‘Assassin’s Creed Revelations’ — Game Review
‘Assassin’s Creed Revelations’ is a game for history buffs, lovers of 16th century Constantinople, conspiracy theorists and anyone who would like to shank Adrian Peterson and Derrick Rose in the streets of 16th century Constantinople.
Judging from the game’s ad campaign, Peterson and Rose are either big fans of the series or are paid to pretend they are huge fanboys. Whatever the case, we truly hope we spot one of them while we’re hiding in virtual hay bales, because we’ve got scores to settle with both for making us lose drunken bets we made against their teams in Vegas.
Even if you don’t find any cloaked superstar athletes to assassinate online, the game still has plenty to offer.
For starters — a carriage chase.

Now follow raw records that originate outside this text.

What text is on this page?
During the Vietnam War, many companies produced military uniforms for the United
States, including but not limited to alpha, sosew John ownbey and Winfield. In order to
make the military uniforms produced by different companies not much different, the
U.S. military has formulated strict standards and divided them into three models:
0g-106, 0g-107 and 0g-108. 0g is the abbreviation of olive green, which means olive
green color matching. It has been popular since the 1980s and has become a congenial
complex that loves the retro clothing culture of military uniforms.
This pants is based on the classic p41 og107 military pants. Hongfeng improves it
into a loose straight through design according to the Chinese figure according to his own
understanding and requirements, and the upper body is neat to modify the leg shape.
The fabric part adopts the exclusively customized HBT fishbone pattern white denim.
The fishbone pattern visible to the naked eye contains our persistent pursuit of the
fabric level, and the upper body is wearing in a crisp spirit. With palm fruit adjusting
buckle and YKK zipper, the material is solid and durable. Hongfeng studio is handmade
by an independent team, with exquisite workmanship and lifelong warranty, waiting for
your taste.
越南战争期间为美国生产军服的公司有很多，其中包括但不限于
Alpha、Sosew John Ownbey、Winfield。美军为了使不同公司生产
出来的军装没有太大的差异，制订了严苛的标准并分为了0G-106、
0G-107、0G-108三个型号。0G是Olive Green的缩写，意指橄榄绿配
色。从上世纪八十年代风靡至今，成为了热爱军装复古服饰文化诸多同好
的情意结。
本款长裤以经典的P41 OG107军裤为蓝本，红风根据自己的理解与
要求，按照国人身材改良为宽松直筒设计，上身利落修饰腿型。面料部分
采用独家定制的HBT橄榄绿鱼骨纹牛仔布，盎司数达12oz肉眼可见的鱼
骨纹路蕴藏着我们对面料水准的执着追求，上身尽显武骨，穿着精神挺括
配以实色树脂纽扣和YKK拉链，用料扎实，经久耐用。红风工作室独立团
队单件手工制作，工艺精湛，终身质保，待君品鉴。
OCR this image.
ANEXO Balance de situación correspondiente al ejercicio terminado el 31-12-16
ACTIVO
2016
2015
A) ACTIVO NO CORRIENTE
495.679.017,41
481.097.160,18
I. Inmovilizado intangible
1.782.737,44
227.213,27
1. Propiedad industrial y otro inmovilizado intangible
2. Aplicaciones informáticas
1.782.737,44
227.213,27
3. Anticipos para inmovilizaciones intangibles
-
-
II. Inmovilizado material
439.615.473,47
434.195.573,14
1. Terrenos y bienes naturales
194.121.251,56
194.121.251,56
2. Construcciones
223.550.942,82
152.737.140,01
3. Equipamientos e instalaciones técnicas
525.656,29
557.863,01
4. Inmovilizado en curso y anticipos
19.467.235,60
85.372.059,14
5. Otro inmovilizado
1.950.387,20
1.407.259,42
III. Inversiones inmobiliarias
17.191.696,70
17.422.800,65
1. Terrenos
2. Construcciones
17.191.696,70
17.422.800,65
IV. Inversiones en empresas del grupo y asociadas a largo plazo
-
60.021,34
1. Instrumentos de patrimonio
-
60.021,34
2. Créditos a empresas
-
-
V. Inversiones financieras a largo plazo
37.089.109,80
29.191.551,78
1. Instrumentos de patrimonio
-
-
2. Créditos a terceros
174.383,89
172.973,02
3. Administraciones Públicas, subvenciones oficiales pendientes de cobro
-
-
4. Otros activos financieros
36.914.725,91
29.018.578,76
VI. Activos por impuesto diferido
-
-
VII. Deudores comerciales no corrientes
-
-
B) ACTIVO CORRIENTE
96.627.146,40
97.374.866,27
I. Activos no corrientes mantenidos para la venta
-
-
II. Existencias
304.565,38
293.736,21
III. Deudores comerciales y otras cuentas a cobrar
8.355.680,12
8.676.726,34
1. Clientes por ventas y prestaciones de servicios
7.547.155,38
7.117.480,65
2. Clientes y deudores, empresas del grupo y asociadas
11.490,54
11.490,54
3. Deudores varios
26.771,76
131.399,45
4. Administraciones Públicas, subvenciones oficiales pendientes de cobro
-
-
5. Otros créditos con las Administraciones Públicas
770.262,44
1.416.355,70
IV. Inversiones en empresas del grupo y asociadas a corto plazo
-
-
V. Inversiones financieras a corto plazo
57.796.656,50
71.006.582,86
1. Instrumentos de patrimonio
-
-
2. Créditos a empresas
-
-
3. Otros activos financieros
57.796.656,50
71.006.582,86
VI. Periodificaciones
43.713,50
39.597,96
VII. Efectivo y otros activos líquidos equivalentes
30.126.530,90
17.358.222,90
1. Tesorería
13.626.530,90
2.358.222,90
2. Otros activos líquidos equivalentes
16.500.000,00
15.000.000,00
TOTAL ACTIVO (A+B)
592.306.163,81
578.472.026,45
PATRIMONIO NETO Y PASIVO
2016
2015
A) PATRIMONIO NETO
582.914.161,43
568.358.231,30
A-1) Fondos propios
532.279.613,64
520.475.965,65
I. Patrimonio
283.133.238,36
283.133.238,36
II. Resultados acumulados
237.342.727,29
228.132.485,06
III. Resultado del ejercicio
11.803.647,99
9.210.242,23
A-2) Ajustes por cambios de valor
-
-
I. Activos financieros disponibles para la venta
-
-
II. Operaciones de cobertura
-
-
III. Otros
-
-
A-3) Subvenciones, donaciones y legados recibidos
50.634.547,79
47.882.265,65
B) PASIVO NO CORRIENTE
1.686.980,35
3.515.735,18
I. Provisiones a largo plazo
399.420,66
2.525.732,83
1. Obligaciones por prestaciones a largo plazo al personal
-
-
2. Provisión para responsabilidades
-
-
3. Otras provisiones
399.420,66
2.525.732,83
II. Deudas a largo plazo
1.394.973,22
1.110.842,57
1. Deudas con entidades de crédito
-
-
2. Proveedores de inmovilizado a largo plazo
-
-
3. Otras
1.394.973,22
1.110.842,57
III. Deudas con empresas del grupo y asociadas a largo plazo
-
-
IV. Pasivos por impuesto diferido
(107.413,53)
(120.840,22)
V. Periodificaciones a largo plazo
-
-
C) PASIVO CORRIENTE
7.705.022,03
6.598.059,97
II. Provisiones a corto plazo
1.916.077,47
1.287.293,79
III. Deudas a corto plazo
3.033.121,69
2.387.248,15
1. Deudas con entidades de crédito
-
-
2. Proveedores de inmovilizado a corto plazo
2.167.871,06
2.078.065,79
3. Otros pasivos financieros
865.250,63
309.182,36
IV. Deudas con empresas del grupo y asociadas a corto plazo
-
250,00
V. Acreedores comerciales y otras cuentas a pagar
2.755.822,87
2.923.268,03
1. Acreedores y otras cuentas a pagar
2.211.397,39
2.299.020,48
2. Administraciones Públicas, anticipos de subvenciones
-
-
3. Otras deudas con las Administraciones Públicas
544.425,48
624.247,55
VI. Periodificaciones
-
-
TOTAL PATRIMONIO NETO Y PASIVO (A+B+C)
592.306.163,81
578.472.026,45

An early montage takes you away from the series’ familiar outstretched rooftops and crowded courtyards and hands over the reins to race and ram a rival into oblivion. Since our previous experiences with horse buggy racing had been restricted to Thursday nights at the trailer park and some obnoxious, controller-breaking missions in ‘Red Dead Redemption,” that fact the racing and ramming are so exciting is a testament to the time spent on game development.
This being the fourth ‘Assassin’s Creed’ game in as many years, you’d expect the developers to have fallen into a ‘Madden NFL’-like routine of offering more of the same with simple tweaks, but the gameplay has more varied attractions than ladies’ night at your local bar.
Without giving too much away — partly to avoid spoilers but mostly because the Dan Brown meets Doc Brown narrative in the game goes way over our heads — the game always keeps you guessing. Players control a rotation of three AC standby protagonists, one of whom has lost his mind and engages in missions that resemble the wacky ‘Willy Wonka and the Chocolate Factory’ boat ride in tone. On the way, you learn all sorts of stuff you’ll never remember about the golden apple of magic and how an ancient order of assassins have battled over the eons against the Temple something something. See, we just played a minute ago, and we don’t even remember half the storyline.
After a few hours after getting the game, we realized we’d been hiding in a hay bale and leaping out to stab people for far too long and it was time to hit the other stack of hay. Adrian Peterson and Derrick Rose have bedtimes too, right?
Assassin’s Creed Revelations ($60), was developed by Ubisoft Montreal, published by Ubisoft and is available on Xbox 360 and PlayStation 3. Rated M. The publisher provided a copy of the game for review.